Sharding is the equivalent of “horizontal partitioning.” When you shard a database, you create replications of the table schema, then divide what data is stored in each shard based on a shard key. For example, you might shard a material database using Material Id as a shard key – you could store ranges 0-20000 in one shard and 20001-40000 in a different shard. When choosing a shard key, you want to consider data-access patterns, query biased and storage space considerations to ensure you are distributing load and space across shards evenly.
“Vertical partitioning” involves creating tables with fewer columns and using additional tables to store the remaining columns. Normalization also involves this splitting of columns across tables, but vertical partitioning goes beyond that and partitions columns even when already normalized.

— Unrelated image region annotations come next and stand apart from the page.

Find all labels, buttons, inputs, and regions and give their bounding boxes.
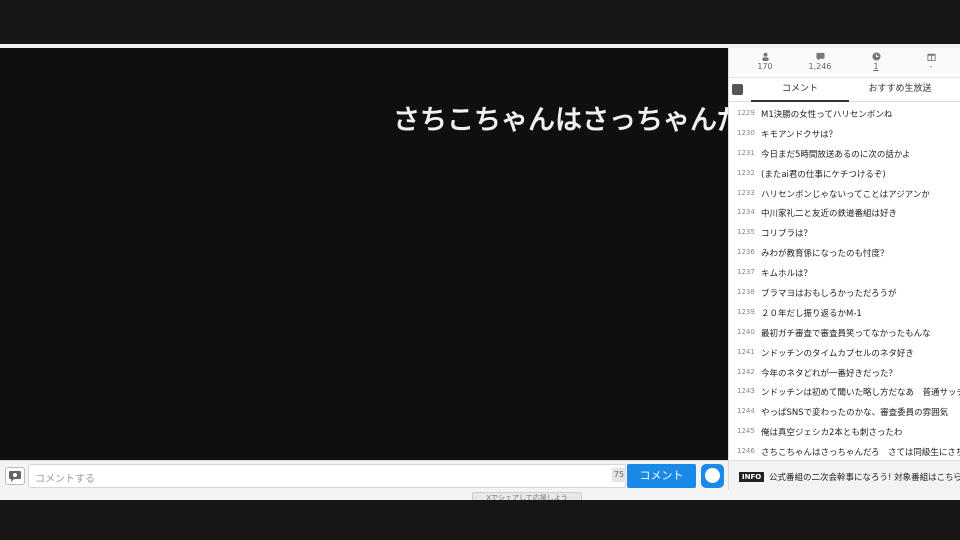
comment-text: M1決勝の女性ってハリセンボンね <box>761 110 893 120</box>
comment-text: やっぱSNSで変わったのかな、審査委員の雰囲気 <box>761 408 949 419</box>
comment-number: 1238 <box>737 288 755 297</box>
comment-row[interactable]: 1234 中川家礼二と友近の鉄道番組は好き <box>729 203 960 223</box>
comment-number: 1240 <box>737 327 755 336</box>
emoji-icon[interactable] <box>701 464 724 488</box>
comment-row[interactable]: 1246 さちこちゃんはさっちゃんだろ さては同級生にさちこちゃん <box>729 442 960 460</box>
comment-text: キムホルは？ <box>761 269 813 280</box>
comment-number: 1244 <box>737 407 755 416</box>
time-value: 1 <box>873 62 879 71</box>
top-bar <box>0 0 960 44</box>
comment-row[interactable]: 1240 最初ガチ審査で審査員笑ってなかったもんな <box>729 323 960 343</box>
comment-row[interactable]: 1232 (またai君の仕事にケチつけるぞ) <box>729 164 960 184</box>
viewers-count: 170 <box>757 62 773 71</box>
comment-row[interactable]: 1235 コリブラは？ <box>729 223 960 243</box>
comment-text: キモアンドクサは？ <box>761 129 838 140</box>
comment-row[interactable]: 1236 みわが教育係になったのも忖度？ <box>729 243 960 263</box>
comment-number: 1229 <box>737 109 755 117</box>
comment-number: 1242 <box>737 367 755 376</box>
comment-row[interactable]: 1243 ンドッチンは初めて聞いた略し方だなあ 普通サッチンじゃ <box>729 382 960 402</box>
gift-stat[interactable]: - <box>906 52 956 71</box>
comment-row[interactable]: 1245 俺は真空ジェシカ2本とも刺さったわ <box>729 422 960 442</box>
info-badge: INFO <box>739 472 765 482</box>
comment-row[interactable]: 1230 キモアンドクサは？ <box>729 124 960 144</box>
comment-panel: 170 1,246 1 - コメント おすすめ生放送 1229 M1決勝の女性って… <box>728 48 960 490</box>
comment-row[interactable]: 1233 ハリセンボンじゃないってことはアジアンか <box>729 184 960 204</box>
comment-text: さちこちゃんはさっちゃんだろ さては同級生にさちこちゃん <box>761 448 960 459</box>
comment-text: ブラマヨはおもしろかっただろうが <box>761 289 897 300</box>
panel-tabs: コメント おすすめ生放送 <box>729 78 960 102</box>
comment-list-icon[interactable] <box>732 84 743 95</box>
gift-icon <box>926 53 936 61</box>
tab-comment[interactable]: コメント <box>751 78 849 102</box>
comment-count-icon <box>815 52 825 61</box>
comment-text: 今年のネタどれが一番好きだった？ <box>761 368 898 379</box>
comment-text: ２０年だし振り返るかM-1 <box>761 308 862 319</box>
comment-row[interactable]: 1231 今日まだ5時間放送あるのに次の話かよ <box>729 144 960 164</box>
comment-row[interactable]: 1244 やっぱSNSで変わったのかな、審査委員の雰囲気 <box>729 402 960 422</box>
comment-number: 1239 <box>737 307 755 316</box>
comment-text: ンドッチンは初めて聞いた略し方だなあ 普通サッチンじゃ <box>761 388 960 399</box>
comment-list[interactable]: 1229 M1決勝の女性ってハリセンボンね 1230 キモアンドクサは？ 1231 今… <box>729 104 960 460</box>
viewers-stat: 170 <box>740 52 790 71</box>
tab-recommended[interactable]: おすすめ生放送 <box>851 78 949 102</box>
comment-text: 俺は真空ジェシカ2本とも刺さったわ <box>761 428 903 439</box>
comment-number: 1231 <box>737 148 755 157</box>
time-stat[interactable]: 1 <box>851 52 901 71</box>
comment-text: (またai君の仕事にケチつけるぞ) <box>761 169 886 180</box>
comment-row[interactable]: 1241 ンドッチンのタイムカプセルのネタ好き <box>729 343 960 363</box>
comment-row[interactable]: 1237 キムホルは？ <box>729 263 960 283</box>
comment-text: 中川家礼二と友近の鉄道番組は好き <box>761 209 898 220</box>
comment-number: 1234 <box>737 208 755 217</box>
comment-number: 1245 <box>737 427 755 436</box>
comment-number: 1246 <box>737 447 755 456</box>
comment-row[interactable]: 1242 今年のネタどれが一番好きだった？ <box>729 363 960 383</box>
comment-number: 1237 <box>737 268 755 277</box>
scrolling-comment: さちこちゃんはさっちゃんだ <box>393 105 728 136</box>
comment-number: 1232 <box>737 168 755 177</box>
comment-number: 1241 <box>737 347 755 356</box>
comment-text: コリブラは？ <box>761 229 813 240</box>
comment-number: 1233 <box>737 188 755 197</box>
comment-number: 1236 <box>737 248 755 257</box>
comment-submit-button[interactable]: コメント <box>627 464 696 488</box>
video-player[interactable]: さちこちゃんはさっちゃんだ <box>0 48 728 460</box>
clock-icon <box>871 52 881 61</box>
comment-number: 1235 <box>737 228 755 237</box>
comment-text: 最初ガチ審査で審査員笑ってなかったもんな <box>761 328 931 339</box>
viewer-icon <box>761 52 769 61</box>
bottom-bar <box>0 500 960 540</box>
char-count: 75 <box>612 468 626 482</box>
comment-row[interactable]: 1238 ブラマヨはおもしろかっただろうが <box>729 283 960 303</box>
comment-text: ハリセンボンじゃないってことはアジアンか <box>761 189 930 200</box>
comment-bar: コメントする 75 コメント <box>0 460 728 490</box>
comments-stat: 1,246 <box>795 52 845 71</box>
gift-value: - <box>929 62 933 71</box>
chevron-right-icon[interactable]: › <box>953 470 957 481</box>
comment-row[interactable]: 1229 M1決勝の女性ってハリセンボンね <box>729 104 960 124</box>
comment-number: 1230 <box>737 128 755 137</box>
comment-text: ンドッチンのタイムカプセルのネタ好き <box>761 348 914 359</box>
comment-text: みわが教育係になったのも忖度？ <box>761 249 889 260</box>
comment-number: 1243 <box>737 387 755 396</box>
stats-bar: 170 1,246 1 - <box>729 48 960 78</box>
comment-row[interactable]: 1239 ２０年だし振り返るかM-1 <box>729 303 960 323</box>
info-text: 公式番組の二次会幹事になろう! 対象番組はこちら!! <box>769 473 960 483</box>
info-bar[interactable]: INFO 公式番組の二次会幹事になろう! 対象番組はこちら!! › <box>729 460 960 490</box>
comments-count: 1,246 <box>808 62 832 71</box>
comment-settings-icon[interactable] <box>5 467 25 485</box>
comment-text: 今日まだ5時間放送あるのに次の話かよ <box>761 149 911 160</box>
comment-input[interactable]: コメントする <box>28 464 626 488</box>
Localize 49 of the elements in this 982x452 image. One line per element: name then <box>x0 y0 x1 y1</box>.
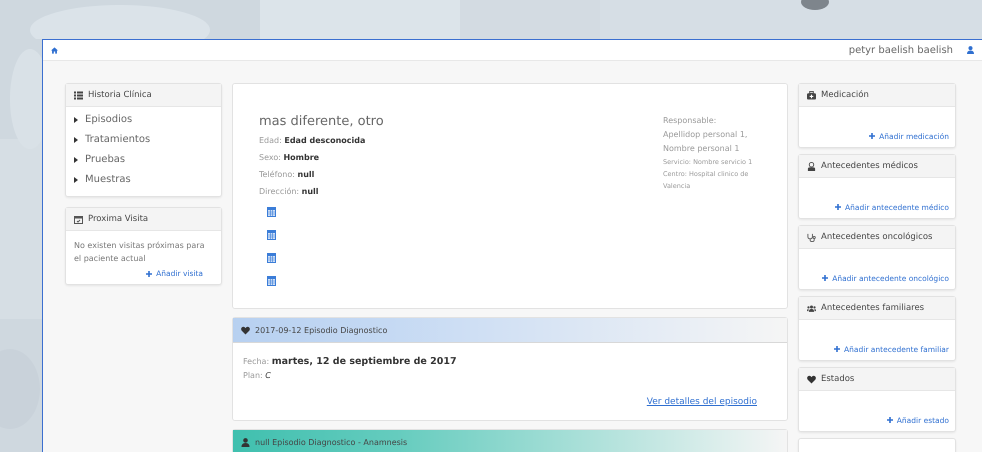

For example, a customer might only have one credit account number on file, yet I might choose to put the credit account information into a separate table with a Customer Id reference so that I have the flexibility to move that information into a separate database or different security context, etc. Vertical Partitioning can also be used to help reduce IO. Assume we have a table with a lot of data such as a material master. Only about 5% of the columns are normally queried such as material number and description. Assuming the frequent queries will lead to clustered index scans, we want to minimize the number of IO operations, so we want to make the row as small as possible. Infrequently queried columns such as material characteristics can be vertically partitioned. A partition is a physically separate file that comprises a subset of rows of a logical file which occupies the same CPU, memory and storage node as its peer partitions.
A shard is a physical computer node comprised of a CPU, memory, and storage. A shard’s schema (and integrity constraints) may be replicated across as many shards as needed. Shards may contain non-partitioned and partitioned tables.
By using shards and partitions together we now effectively have two keys which we can use to logically chunk out the data. Choosing those keys depends on the query biases of the primary applications reading and writing data.
Real world examples
Social Media Example
A social media site could shard its data by User Key with user data residing on different data nodes. But within those data nodes, they could also partition data based on Create Date where items posted could be broken down by week, month or other appropriate time slice. This sharding and partitioning scheme would make sense for a social media site because of the normal query biases – people normally look at the information that pertains to them. The data for a person can live on the same shard even if some of that data is replicated from other user shards.
Supply Chain Example
The online tracking system of a package delivery company, such as UPS or FedEx, might shard its data by active tracking number with groups of tracking numbers residing on different data nodes. People will typically query tracking numbers that are in transit and are looking for package movement information. So the shard would contain the tracking number and transit tracking information. The billing information such as sender address might all reside in one or two shards since it would be accessed infrequently.
Sharding and partitioning are powerful additions to the dba tool kit which are certainly worth consideration.